A+ sınıfı cihazları, mavi kapaklı pet şişeleri bize aldıran şey de işte çevreciliğin kapitalizm ile harmanlanması. Yavaş yaşa başlığında demiştim, herkes A enerjili ürünler alın der ama kimse ürün almayın, elimizdekinin canı çıkana kadar kullanın demez diye.
Tüketim karşıtlığı (aşırı tüketim ya da tüketim kültürü şeklinde de okunabilir) ise bence çevreciliğin olmazsa olmazıdır. Çünkü otomobiliniz ne kadar çevreci teknoloji ile donatılmış olursa olsun, onu hiç kullanmasanız dahi üretim aşamasında çevreye verdiği tahribatı onarmak mümkün değil. Ya da istediğiniz kadar mavi kapak toplayın, bu pet şişelerin plastik atıklara yol açtığı gerçeğini değiştirmiyor. Çok tüketim yapıldığı zaman geridönüşüm bu tüketimin tahribatının sadece çok azını giderebiliyor.

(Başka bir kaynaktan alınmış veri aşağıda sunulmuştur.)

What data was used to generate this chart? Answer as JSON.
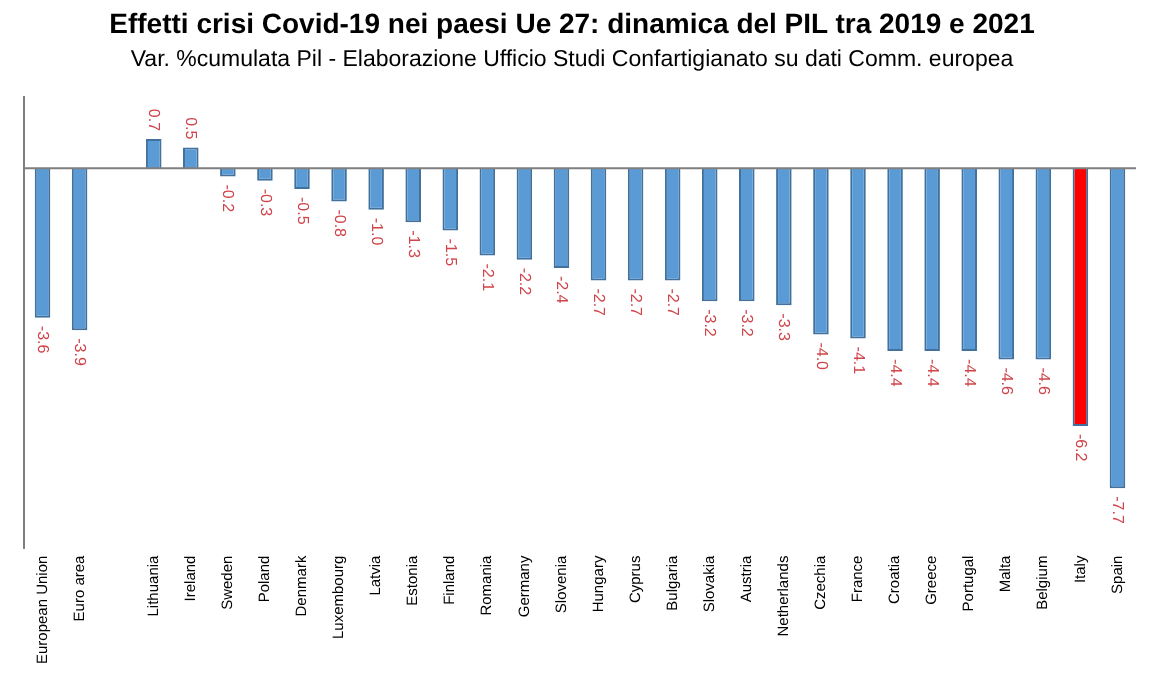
{
  "chart_data": {
    "type": "bar",
    "title": "Effetti crisi Covid-19 nei paesi Ue 27: dinamica del PIL tra 2019 e 2021",
    "subtitle": "Var. %cumulata Pil - Elaborazione Ufficio Studi Confartigianato su dati Comm. europea",
    "categories": [
      "European Union",
      "Euro area",
      null,
      "Lithuania",
      "Ireland",
      "Sweden",
      "Poland",
      "Denmark",
      "Luxembourg",
      "Latvia",
      "Estonia",
      "Finland",
      "Romania",
      "Germany",
      "Slovenia",
      "Hungary",
      "Cyprus",
      "Bulgaria",
      "Slovakia",
      "Austria",
      "Netherlands",
      "Czechia",
      "France",
      "Croatia",
      "Greece",
      "Portugal",
      "Malta",
      "Belgium",
      "Italy",
      "Spain"
    ],
    "values": [
      -3.6,
      -3.9,
      null,
      0.7,
      0.5,
      -0.2,
      -0.3,
      -0.5,
      -0.8,
      -1.0,
      -1.3,
      -1.5,
      -2.1,
      -2.2,
      -2.4,
      -2.7,
      -2.7,
      -2.7,
      -3.2,
      -3.2,
      -3.3,
      -4.0,
      -4.1,
      -4.4,
      -4.4,
      -4.4,
      -4.6,
      -4.6,
      -6.2,
      -7.7
    ],
    "colors": [
      "#5b9bd5",
      "#5b9bd5",
      "#5b9bd5",
      "#5b9bd5",
      "#5b9bd5",
      "#5b9bd5",
      "#5b9bd5",
      "#5b9bd5",
      "#5b9bd5",
      "#5b9bd5",
      "#5b9bd5",
      "#5b9bd5",
      "#5b9bd5",
      "#5b9bd5",
      "#5b9bd5",
      "#5b9bd5",
      "#5b9bd5",
      "#5b9bd5",
      "#5b9bd5",
      "#5b9bd5",
      "#5b9bd5",
      "#5b9bd5",
      "#5b9bd5",
      "#5b9bd5",
      "#5b9bd5",
      "#5b9bd5",
      "#5b9bd5",
      "#5b9bd5",
      "#ff0000",
      "#5b9bd5"
    ],
    "value_labels": [
      "-3.6",
      "-3.9",
      null,
      "0.7",
      "0.5",
      "-0.2",
      "-0.3",
      "-0.5",
      "-0.8",
      "-1.0",
      "-1.3",
      "-1.5",
      "-2.1",
      "-2.2",
      "-2.4",
      "-2.7",
      "-2.7",
      "-2.7",
      "-3.2",
      "-3.2",
      "-3.3",
      "-4.0",
      "-4.1",
      "-4.4",
      "-4.4",
      "-4.4",
      "-4.6",
      "-4.6",
      "-6.2",
      "-7.7"
    ],
    "grid": false,
    "legend": false
  }
}
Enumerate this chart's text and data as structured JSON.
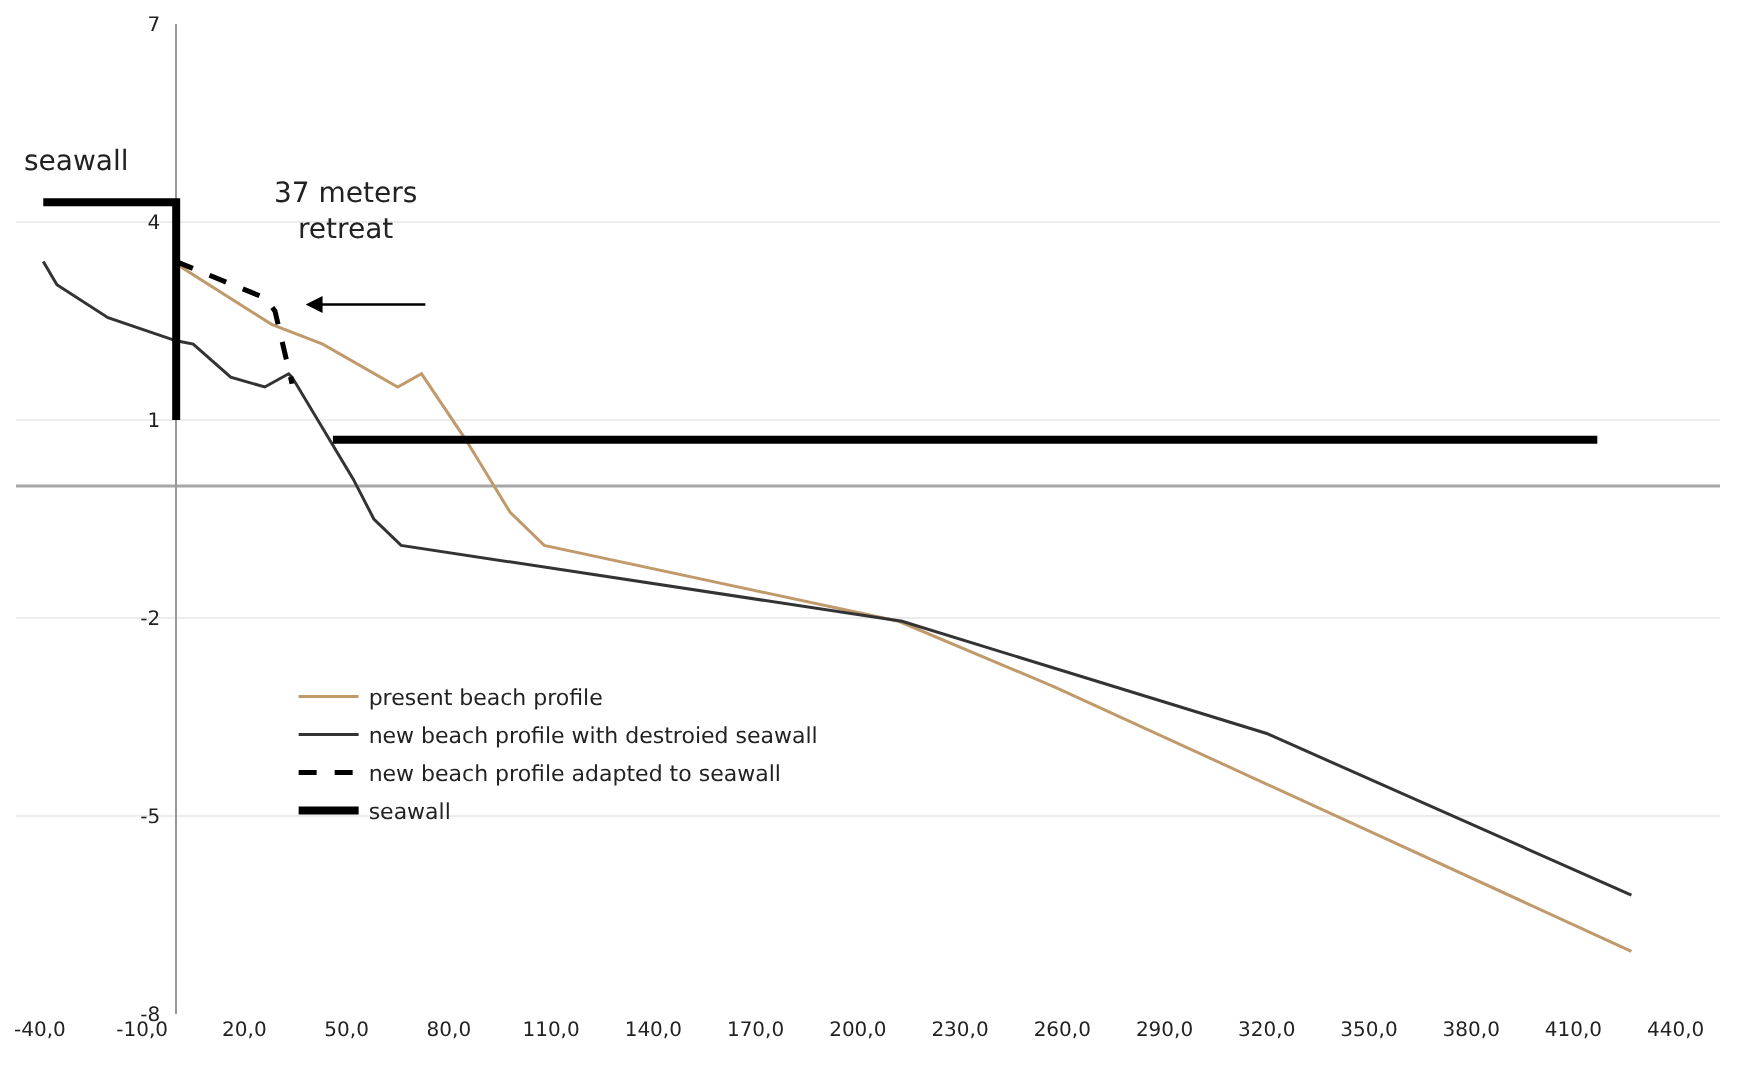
{
  "chart_data": {
    "type": "line",
    "xlim": [
      -47,
      453
    ],
    "ylim": [
      -8,
      7
    ],
    "xticks": [
      {
        "value": -40,
        "label": "-40,0"
      },
      {
        "value": -10,
        "label": "-10,0"
      },
      {
        "value": 20,
        "label": "20,0"
      },
      {
        "value": 50,
        "label": "50,0"
      },
      {
        "value": 80,
        "label": "80,0"
      },
      {
        "value": 110,
        "label": "110,0"
      },
      {
        "value": 140,
        "label": "140,0"
      },
      {
        "value": 170,
        "label": "170,0"
      },
      {
        "value": 200,
        "label": "200,0"
      },
      {
        "value": 230,
        "label": "230,0"
      },
      {
        "value": 260,
        "label": "260,0"
      },
      {
        "value": 290,
        "label": "290,0"
      },
      {
        "value": 320,
        "label": "320,0"
      },
      {
        "value": 350,
        "label": "350,0"
      },
      {
        "value": 380,
        "label": "380,0"
      },
      {
        "value": 410,
        "label": "410,0"
      },
      {
        "value": 440,
        "label": "440,0"
      }
    ],
    "yticks": [
      7,
      4,
      1,
      -2,
      -5,
      -8
    ],
    "grid": "y",
    "legend": "bottom left",
    "marker": "none",
    "ref_lines": [
      {
        "axis": "y",
        "value": 0,
        "color": "#a6a6a6"
      }
    ],
    "annotations": [
      "seawall",
      "37 meters\nretreat"
    ],
    "series": [
      {
        "name": "present beach profile",
        "color": "#c09a6b",
        "line_style": "solid",
        "x": [
          0,
          2,
          28,
          43,
          65,
          72,
          85,
          98,
          108,
          212,
          258,
          427
        ],
        "values": [
          3.4,
          3.3,
          2.45,
          2.15,
          1.5,
          1.7,
          0.7,
          -0.4,
          -0.9,
          -2.05,
          -3.05,
          -7.05
        ]
      },
      {
        "name": "new beach profile with destroied seawall",
        "color": "#333333",
        "line_style": "solid",
        "x": [
          -39,
          -35,
          -20,
          0,
          5,
          16,
          26,
          33,
          34,
          52,
          58,
          66,
          213,
          320,
          427
        ],
        "values": [
          3.4,
          3.05,
          2.55,
          2.2,
          2.15,
          1.65,
          1.5,
          1.7,
          1.65,
          0.1,
          -0.5,
          -0.9,
          -2.05,
          -3.75,
          -6.2
        ]
      },
      {
        "name": "new beach profile adapted to seawall",
        "color": "#000000",
        "line_style": "dashed",
        "x": [
          0,
          26,
          29,
          34
        ],
        "values": [
          3.4,
          2.85,
          2.65,
          1.55
        ]
      },
      {
        "name": "seawall",
        "color": "#000000",
        "line_style": "solid",
        "x": [
          -39,
          0,
          0,
          null,
          46,
          417
        ],
        "values": [
          4.3,
          4.3,
          1,
          null,
          0.7,
          0.7
        ]
      }
    ]
  }
}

Peki bizler (elbette ben de) tüketim yapmıyor muyuz? Elbette yapıyoruz ancak bu tüketimi doğanın kendisini toparlamasına fırsat verecek kadar yapıyoruz. Tüketim karşıtı çevrecilik de bu noktada başlıyor.
Peki neden bu kadar fazla tüketim yapıyoruz?
İhtiyaç olduğu için değil, sistemin bize ihtiyaç dayatması sebebiyle. Bu başlıkta insanlara, sistemin bizi mutsuzlaştırıp, mutsuzluğun pan zehirini ise tüketimde aramamız gerektiğini söylediğini anlatmaya çalışıyoruz.
Hem hayatta gerçek anlamda dertleri düşünecek zaman kalıyor, hem bütçemiz bizim üzerimizde baskı kurmuyor.